Prototyping for empathy is a method that is used by the d.School in order to immerse one you in the situation of your client, user, etc.

When do I use this method?

You can use this method when you have already done some design work and want to dig deeper into a certain area. You can also use it to test a hypothesis or probe an insight you are developing. In general, use this method whenever you need to get a better feeling for the person you are interested in (be it a user, client, a certain role, etc.).

How do I use this method?

First, think about what aspect of the challenge or situation you want to learn more about. Then discuss or brainstorm different ways how you can investigate the subject. Depending on the situation you want to explore you can simulate a person’s context or environment and put yourself in the shoes of that person. For example, if you want to simulate how it feels for blind people to orient themselves inside a building, then get a blindfold and test it yourself in order to find out what they go through. If you want to know how customers think about reaching your back office in case of a complaint, let them draw a picture of the situation or act out the situation with them in a role play session.

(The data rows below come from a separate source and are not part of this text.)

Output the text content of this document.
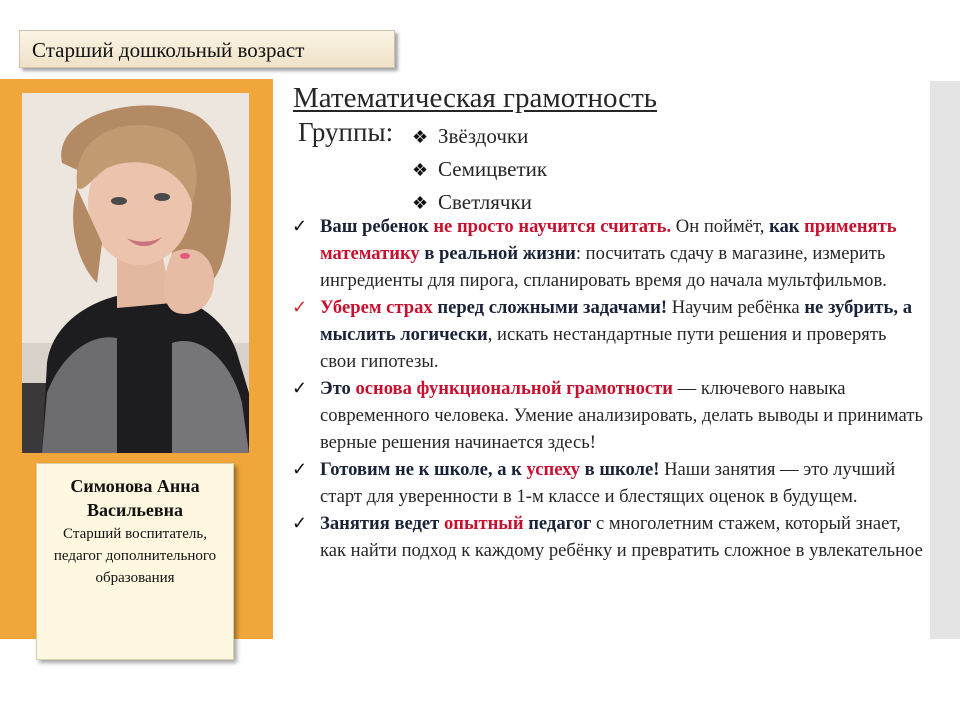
Старший дошкольный возраст
Симонова Анна Васильевна
Старший воспитатель, педагог дополнительного образования
Математическая грамотность
Группы: ❖ Звёздочки
❖ Семицветик
❖ Светлячки
✓ Ваш ребенок не просто научится считать. Он поймёт, как применять математику в реальной жизни: посчитать сдачу в магазине, измерить ингредиенты для пирога, спланировать время до начала мультфильмов.
✓ Уберем страх перед сложными задачами! Научим ребёнка не зубрить, а мыслить логически, искать нестандартные пути решения и проверять свои гипотезы.
✓ Это основа функциональной грамотности — ключевого навыка современного человека. Умение анализировать, делать выводы и принимать верные решения начинается здесь!
✓ Готовим не к школе, а к успеху в школе! Наши занятия — это лучший старт для уверенности в 1-м классе и блестящих оценок в будущем.
✓ Занятия ведет опытный педагог с многолетним стажем, который знает, как найти подход к каждому ребёнку и превратить сложное в увлекательное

You can then talk about these “prototypes” and your experiences either with the target group or with your (design) colleagues.

What are the benefits?

With this method you can gain empathy for your target group by simulating their conditions and environment. You will feel physically how a situation is perceived by your user, client, etc. Prototyping for empathy is a useful method that makes a lasting impression and helps you to not forget about the person for whom you are designing.